Peux-tu expliquer à nos lecteurs ce qu’est ce type d’asso ?
Felabeats : A Barcelone il existe des entités qui fonctionnent sur la base de la culture collective. Leurs adhérents font des dons et en contrepartie peuvent accéder à un local de type bar et se retrouver pour chiller. Certains de ces lieux sont équipés logistiquement pour accueillir des petits événements culturels, et notamment des concerts avec des capacités d’accueil de 30 à 100 personnes maximum. Beaucoup de DJ, rappeurs et producteurs s’y produisent régulièrement. Quand on a commencé à jouer dans l’un d’entre eux, rapidement des MC’s qui étaient dans la salle nous ont demandé de brancher un micro pour faire des open mics. On a donc décidé d’organiser assez souvent des petits événements que l’on a toujours filmés et mis en ligne sur le net.

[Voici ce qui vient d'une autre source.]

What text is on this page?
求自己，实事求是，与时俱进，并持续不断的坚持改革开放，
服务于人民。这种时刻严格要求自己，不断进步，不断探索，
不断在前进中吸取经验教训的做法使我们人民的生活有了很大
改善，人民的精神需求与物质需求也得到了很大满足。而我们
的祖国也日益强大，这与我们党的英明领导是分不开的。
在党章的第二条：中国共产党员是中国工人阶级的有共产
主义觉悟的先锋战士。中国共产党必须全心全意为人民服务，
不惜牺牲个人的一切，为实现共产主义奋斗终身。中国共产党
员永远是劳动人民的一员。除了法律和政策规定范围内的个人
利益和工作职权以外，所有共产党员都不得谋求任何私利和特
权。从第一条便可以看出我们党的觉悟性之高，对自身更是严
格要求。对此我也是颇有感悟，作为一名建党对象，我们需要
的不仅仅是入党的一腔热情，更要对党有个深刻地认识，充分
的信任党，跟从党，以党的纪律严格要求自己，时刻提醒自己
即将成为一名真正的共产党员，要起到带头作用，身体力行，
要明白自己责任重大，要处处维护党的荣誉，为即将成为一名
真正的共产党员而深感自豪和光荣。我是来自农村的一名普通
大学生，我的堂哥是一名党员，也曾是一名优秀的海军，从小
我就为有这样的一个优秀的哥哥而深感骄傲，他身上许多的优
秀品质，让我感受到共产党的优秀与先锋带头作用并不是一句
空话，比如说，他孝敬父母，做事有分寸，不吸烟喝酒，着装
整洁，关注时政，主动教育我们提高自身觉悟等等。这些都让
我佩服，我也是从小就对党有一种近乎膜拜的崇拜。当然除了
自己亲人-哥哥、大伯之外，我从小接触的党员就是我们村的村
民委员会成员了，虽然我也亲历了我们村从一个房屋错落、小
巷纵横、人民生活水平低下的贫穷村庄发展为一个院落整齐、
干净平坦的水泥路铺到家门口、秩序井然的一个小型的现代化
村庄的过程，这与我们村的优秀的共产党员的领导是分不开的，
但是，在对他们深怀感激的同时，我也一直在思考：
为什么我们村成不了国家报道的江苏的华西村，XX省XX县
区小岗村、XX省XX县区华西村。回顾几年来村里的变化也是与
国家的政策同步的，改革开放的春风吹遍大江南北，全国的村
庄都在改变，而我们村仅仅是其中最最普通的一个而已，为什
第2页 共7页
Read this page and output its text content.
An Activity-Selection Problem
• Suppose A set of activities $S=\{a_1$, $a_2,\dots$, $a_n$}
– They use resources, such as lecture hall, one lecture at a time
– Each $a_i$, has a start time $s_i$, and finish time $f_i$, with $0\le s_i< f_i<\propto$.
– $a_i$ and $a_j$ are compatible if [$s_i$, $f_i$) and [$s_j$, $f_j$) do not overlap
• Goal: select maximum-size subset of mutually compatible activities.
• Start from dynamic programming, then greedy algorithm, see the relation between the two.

Qui sont donc les différents composants du groupe ?
Felabeats : Au niveau des beatmakers, Dj Zeack et Tian qui forme aussi le duo Thick Beats, Oka Miles qui est le producteur d’Herida Abierta, Drako et moi. Nos ingénieurs du son sont Mr Sutra et Ramón. Au niveau de l’audiovisuel, on bosse avec Mind Game Films et Ahdi Riks.
Vos sessions sont particulières car vous jouez les 5 ensemble sur la même mélodie et exclusivement en improvisant. Connaissez vous d’autres collectifs en Espagne ou dans le monde qui fonctionnent de la même façon ?
Felabeats : Il y a quelques années sur Barcelone il existait le collectif Tribute Corp qui faisait quelque chose de similaire. Parfois ils envoyaient des sons chacun leur tour et aussi proposer des Jam avec des DJ, des MPC, des musiciens.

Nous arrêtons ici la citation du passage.